Like the women’s rugby team, the men’s soccer team relies on Jeff Watson to design effective weight programs.
“We have a designed workout plan with Jeff Watson in [the Michael Kirkley Training Centre],” says McFall. “He does an extremely good job at developing sport-specific workouts for soccer athletes.”
Rather than attributing the success of the team to any particular element of off-season training, McFall emphasizes the importance of the connection between teammates.
“I think it really comes down to how much we enjoy being with each other, and playing with each other as well," says McFall. "I think it speaks volumes of our team. Although it might not technically translate into points or wins, you can tell that there’s a good connection between us on the field.”
In the 2015 season, the team was eliminated from a chance at the Ontario University Athletic championships by Guelph.

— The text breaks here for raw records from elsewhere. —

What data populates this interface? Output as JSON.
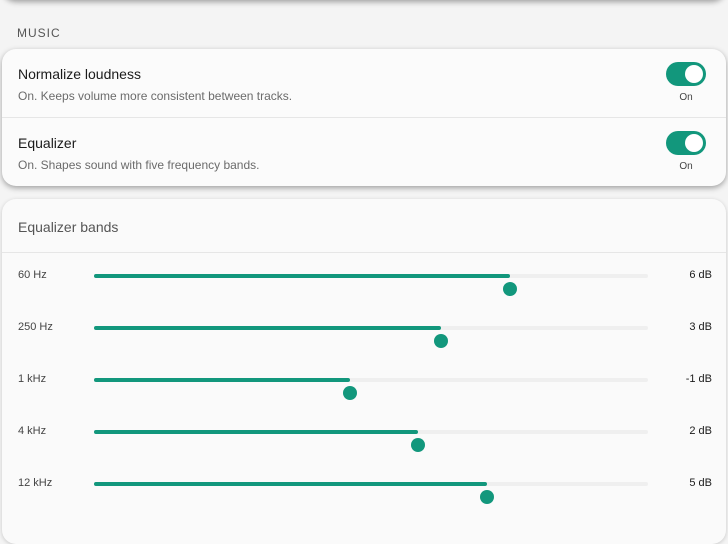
{
  "section": {
    "label": "MUSIC"
  },
  "settings": [
    {
      "title": "Normalize loudness",
      "description": "On. Keeps volume more consistent between tracks.",
      "state_label": "On",
      "enabled": true
    },
    {
      "title": "Equalizer",
      "description": "On. Shapes sound with five frequency bands.",
      "state_label": "On",
      "enabled": true
    }
  ],
  "equalizer": {
    "title": "Equalizer bands",
    "bands": [
      {
        "label": "60 Hz",
        "value": "6 dB",
        "level": 0.75
      },
      {
        "label": "250 Hz",
        "value": "3 dB",
        "level": 0.627
      },
      {
        "label": "1 kHz",
        "value": "-1 dB",
        "level": 0.462
      },
      {
        "label": "4 kHz",
        "value": "2 dB",
        "level": 0.585
      },
      {
        "label": "12 kHz",
        "value": "5 dB",
        "level": 0.709
      }
    ]
  },
  "colors": {
    "accent": "#12977c",
    "track": "#efefef"
  }
}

McFall acknowledges how challenging the west division is, which Western plays in.
“We play in the toughest division in the entire [Canadian Interuniversity Sport]," says McFall. "It's tough to make it out — only two teams do usually.”
In McFall’s third year and the 2014 season, the CIS final was between McMaster and York; both universities play in the same division as Western. McMaster knocked out Western from a chance at competing in CIS by winning the game on a penalty shot.
McFall transferred to Western from Notre Dame College of Ohio in his second year, but was ineligible to play in the CIS because he had played in the NCAA the previous year.
In terms of McFall's plans for next year, he is uncertain if he will return to Western as a fifth-year student athlete. McFall anticipates a good athlete turnover due to the coaches' ability to scout from the talented London pool.
One thing is for sure: McFall will miss the team social dynamic should he not return to the team next year.
"I wouldn’t change it for the world," says McFall.